Re: performance hit for replication

From

"Dave Page"

Date:

13 April 2005, 05:03:02


> -----Original Message-----
> From: pgsql-performance-owner@postgresql.org
> [mailto:pgsql-performance-owner@postgresql.org] On Behalf Of
> Matthew Nuzum
> Sent: 12 April 2005 17:25
> To: pgsql-performance@postgresql.org
> Subject: [PERFORM] performance hit for replication
>
> So, my question is this: My server currently works great,
> performance wise.
> I need to add fail-over capability, but I'm afraid that introducing a
> stressful task such as replication will hurt my server's
> performance. Is
> there any foundation to my fears? I don't need to replicate
> the archived log
> data because I can easily restore that in a separate step
> from the nightly
> backup if disaster occurs. Also, my database load is largely
> selects.
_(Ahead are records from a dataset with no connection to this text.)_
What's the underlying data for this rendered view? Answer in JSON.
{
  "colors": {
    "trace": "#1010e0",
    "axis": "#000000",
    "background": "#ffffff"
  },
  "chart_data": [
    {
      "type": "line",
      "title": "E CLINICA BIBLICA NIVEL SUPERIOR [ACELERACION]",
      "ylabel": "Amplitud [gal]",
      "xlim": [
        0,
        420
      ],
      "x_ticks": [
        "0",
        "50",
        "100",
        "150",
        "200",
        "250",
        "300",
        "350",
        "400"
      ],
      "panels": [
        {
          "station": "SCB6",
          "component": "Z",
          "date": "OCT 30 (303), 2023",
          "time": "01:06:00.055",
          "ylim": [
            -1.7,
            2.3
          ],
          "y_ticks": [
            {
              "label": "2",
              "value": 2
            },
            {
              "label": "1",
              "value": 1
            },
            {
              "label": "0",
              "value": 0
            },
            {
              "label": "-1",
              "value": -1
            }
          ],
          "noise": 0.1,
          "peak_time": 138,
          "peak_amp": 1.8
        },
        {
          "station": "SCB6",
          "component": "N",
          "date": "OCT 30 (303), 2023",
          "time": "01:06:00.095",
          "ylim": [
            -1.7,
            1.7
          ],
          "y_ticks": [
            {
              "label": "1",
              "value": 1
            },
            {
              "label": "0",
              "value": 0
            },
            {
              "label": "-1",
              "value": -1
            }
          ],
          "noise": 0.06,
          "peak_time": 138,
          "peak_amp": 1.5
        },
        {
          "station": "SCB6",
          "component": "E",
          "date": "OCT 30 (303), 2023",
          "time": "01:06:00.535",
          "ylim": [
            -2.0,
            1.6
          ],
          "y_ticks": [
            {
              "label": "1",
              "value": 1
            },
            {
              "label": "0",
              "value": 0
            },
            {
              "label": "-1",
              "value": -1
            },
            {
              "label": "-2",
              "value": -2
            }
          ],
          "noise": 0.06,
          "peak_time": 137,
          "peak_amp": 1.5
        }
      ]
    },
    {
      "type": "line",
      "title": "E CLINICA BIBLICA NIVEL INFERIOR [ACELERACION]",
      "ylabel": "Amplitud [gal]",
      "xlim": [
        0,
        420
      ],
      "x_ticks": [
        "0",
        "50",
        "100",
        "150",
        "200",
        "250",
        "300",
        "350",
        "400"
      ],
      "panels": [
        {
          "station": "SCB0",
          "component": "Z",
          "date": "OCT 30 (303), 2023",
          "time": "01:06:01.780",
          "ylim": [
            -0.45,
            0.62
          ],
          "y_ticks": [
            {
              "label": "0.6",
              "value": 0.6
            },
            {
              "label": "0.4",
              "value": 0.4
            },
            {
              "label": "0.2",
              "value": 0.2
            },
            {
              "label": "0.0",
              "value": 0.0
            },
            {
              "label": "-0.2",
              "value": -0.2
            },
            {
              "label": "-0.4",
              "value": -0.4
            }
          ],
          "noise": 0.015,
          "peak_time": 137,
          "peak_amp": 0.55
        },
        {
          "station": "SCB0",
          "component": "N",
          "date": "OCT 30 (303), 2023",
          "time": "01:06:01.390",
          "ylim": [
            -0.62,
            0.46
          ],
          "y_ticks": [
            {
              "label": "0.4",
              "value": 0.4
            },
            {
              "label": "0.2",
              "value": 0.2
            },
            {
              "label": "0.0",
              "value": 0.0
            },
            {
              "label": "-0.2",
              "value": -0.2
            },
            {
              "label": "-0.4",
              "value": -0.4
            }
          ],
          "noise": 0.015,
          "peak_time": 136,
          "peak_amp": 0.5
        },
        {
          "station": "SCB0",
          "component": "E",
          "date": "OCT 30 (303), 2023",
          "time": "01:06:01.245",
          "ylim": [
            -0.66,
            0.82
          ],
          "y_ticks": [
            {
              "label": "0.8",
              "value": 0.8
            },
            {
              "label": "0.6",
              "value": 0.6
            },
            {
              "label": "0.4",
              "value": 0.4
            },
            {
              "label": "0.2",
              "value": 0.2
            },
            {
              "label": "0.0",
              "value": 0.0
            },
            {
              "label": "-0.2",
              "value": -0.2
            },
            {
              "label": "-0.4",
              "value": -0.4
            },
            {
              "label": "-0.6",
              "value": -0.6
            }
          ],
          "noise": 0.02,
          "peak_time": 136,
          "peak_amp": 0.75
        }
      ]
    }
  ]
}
My
> application works great with PostgreSQL 7.3 and 7.4, but I'm
> currently using
> 7.3.

If it's possible to upgrade to 8.0 then perhaps you could make use of
PITR and continuously ship log files to your standby machine.

http://www.postgresql.org/docs/8.0/interactive/backup-online.html

I can't help further with this as I've yet to give it a go myself, but
others here may have tried it.

Regards, Dave.